A landmark in the development of Soviet theater scholarship was the decree of the Central Committee of the CPSU On Literary and Artistic Criticism (1972). The decree emphasized that Soviet art criticism must be written from a more scholarly standpoint; it stated that Soviet theater scholarship should study the theory and methodology of non-Marxist views and of revisionist aesthetics, and that it should urge scholars to study the art of the modern period. In fulfilling these aims, scholars should treat the socialist theater as a component of world art. Of related importance is the development of theater scholarship in the socialist countries. This subject is studied in the section on the art of the European socialist countries of the Institute for the History of the Arts, in the Institute for Slavic and Balkan Studies of the Academy of Sciences of the USSR, and in subdepartments of other institutes.
I. B. ROSTOTSKII
In the socialist countries, theater scholarship underwent rapid development after the victory over fascism and the establishment of a people’s regime. Despite the unevenness in the level of development of theater scholarship in these countries, researchers in the field are united by a common ideology and approach, and have collaborated in publishing major studies on the national and foreign theater.

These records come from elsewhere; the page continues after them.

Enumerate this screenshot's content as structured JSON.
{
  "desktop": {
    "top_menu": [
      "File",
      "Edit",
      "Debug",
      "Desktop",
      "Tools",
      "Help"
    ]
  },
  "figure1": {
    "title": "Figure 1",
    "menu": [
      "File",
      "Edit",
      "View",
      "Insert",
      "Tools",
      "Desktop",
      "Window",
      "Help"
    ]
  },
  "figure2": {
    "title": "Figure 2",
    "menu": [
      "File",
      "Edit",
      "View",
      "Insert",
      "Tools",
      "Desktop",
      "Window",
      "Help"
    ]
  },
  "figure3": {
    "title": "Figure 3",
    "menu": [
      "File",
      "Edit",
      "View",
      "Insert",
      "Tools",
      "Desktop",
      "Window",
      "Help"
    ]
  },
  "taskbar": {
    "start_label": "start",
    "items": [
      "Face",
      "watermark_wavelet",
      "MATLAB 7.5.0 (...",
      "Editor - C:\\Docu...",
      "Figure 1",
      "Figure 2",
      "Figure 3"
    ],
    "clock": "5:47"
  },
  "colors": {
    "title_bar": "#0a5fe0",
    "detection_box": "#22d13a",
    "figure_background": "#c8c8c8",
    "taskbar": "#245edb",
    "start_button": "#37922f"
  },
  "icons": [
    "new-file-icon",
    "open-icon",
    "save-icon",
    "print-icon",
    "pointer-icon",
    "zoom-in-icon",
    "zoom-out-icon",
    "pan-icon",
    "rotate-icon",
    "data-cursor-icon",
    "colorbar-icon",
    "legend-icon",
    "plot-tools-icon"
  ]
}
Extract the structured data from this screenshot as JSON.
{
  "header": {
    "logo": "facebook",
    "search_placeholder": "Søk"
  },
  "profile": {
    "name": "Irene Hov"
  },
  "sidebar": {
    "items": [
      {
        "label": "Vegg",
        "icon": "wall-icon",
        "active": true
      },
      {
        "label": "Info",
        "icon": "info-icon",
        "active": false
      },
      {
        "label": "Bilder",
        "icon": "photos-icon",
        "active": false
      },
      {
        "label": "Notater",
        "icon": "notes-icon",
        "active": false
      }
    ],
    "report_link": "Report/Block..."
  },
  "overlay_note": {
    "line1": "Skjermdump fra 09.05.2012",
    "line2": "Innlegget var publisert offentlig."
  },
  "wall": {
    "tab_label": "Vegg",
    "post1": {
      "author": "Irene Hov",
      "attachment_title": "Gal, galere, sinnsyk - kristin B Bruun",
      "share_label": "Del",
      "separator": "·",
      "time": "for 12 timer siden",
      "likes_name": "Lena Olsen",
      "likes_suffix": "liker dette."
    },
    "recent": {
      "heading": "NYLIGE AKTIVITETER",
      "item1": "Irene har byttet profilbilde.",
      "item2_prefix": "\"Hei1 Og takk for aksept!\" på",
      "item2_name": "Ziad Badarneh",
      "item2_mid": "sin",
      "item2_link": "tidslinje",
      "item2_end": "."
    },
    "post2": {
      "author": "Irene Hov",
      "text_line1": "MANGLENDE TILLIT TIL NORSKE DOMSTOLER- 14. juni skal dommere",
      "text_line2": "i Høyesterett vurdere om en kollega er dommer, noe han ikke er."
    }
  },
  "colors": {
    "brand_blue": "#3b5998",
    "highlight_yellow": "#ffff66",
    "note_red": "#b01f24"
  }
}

Centers of theater scholarship have been established in most of the socialist countries. New approaches have been developed as a result of studying the classical heritage of each nation, the national revolutionary traditions, and the achievements of the Soviet theater. The practical achievements and the theoretical writings of such major theatrical figures as B. Brecht (German Democratic Republic), L. Schiller (People’s Republic of Poland), B. Gavella (Federated Socialist Republic of Yugoslavia), and E. F. Burian (Czechoslovak Socialist Republic) have laid the foundations of the socialist theater.
In addition to studies by individual scholars, major collective scholarly works have been published on the national theater of the European socialist countries. They include A Century of the Bulgarian Theater, 1856–1956 (1964), The National Theater (1965), A History of the Slovak Theater (1966), A History of the Czech Theater (vols. 1–2, 1968–69), The Croatian National Theater (1969), A History of the Rumanian Theater (vols. 1–3, 1964–70), and A History of the Theater and Drama of the GDR (vols. 1–2, 1972).
A new trend in socialist theater scholarship has been the publication of joint research works on art studies. These include A Discussion of Traditions (1974), The Development and Interrelationship of Russian and Czechoslovak Art (1971), and Soviet-Hungarian Relations in Artistic Culture (1975).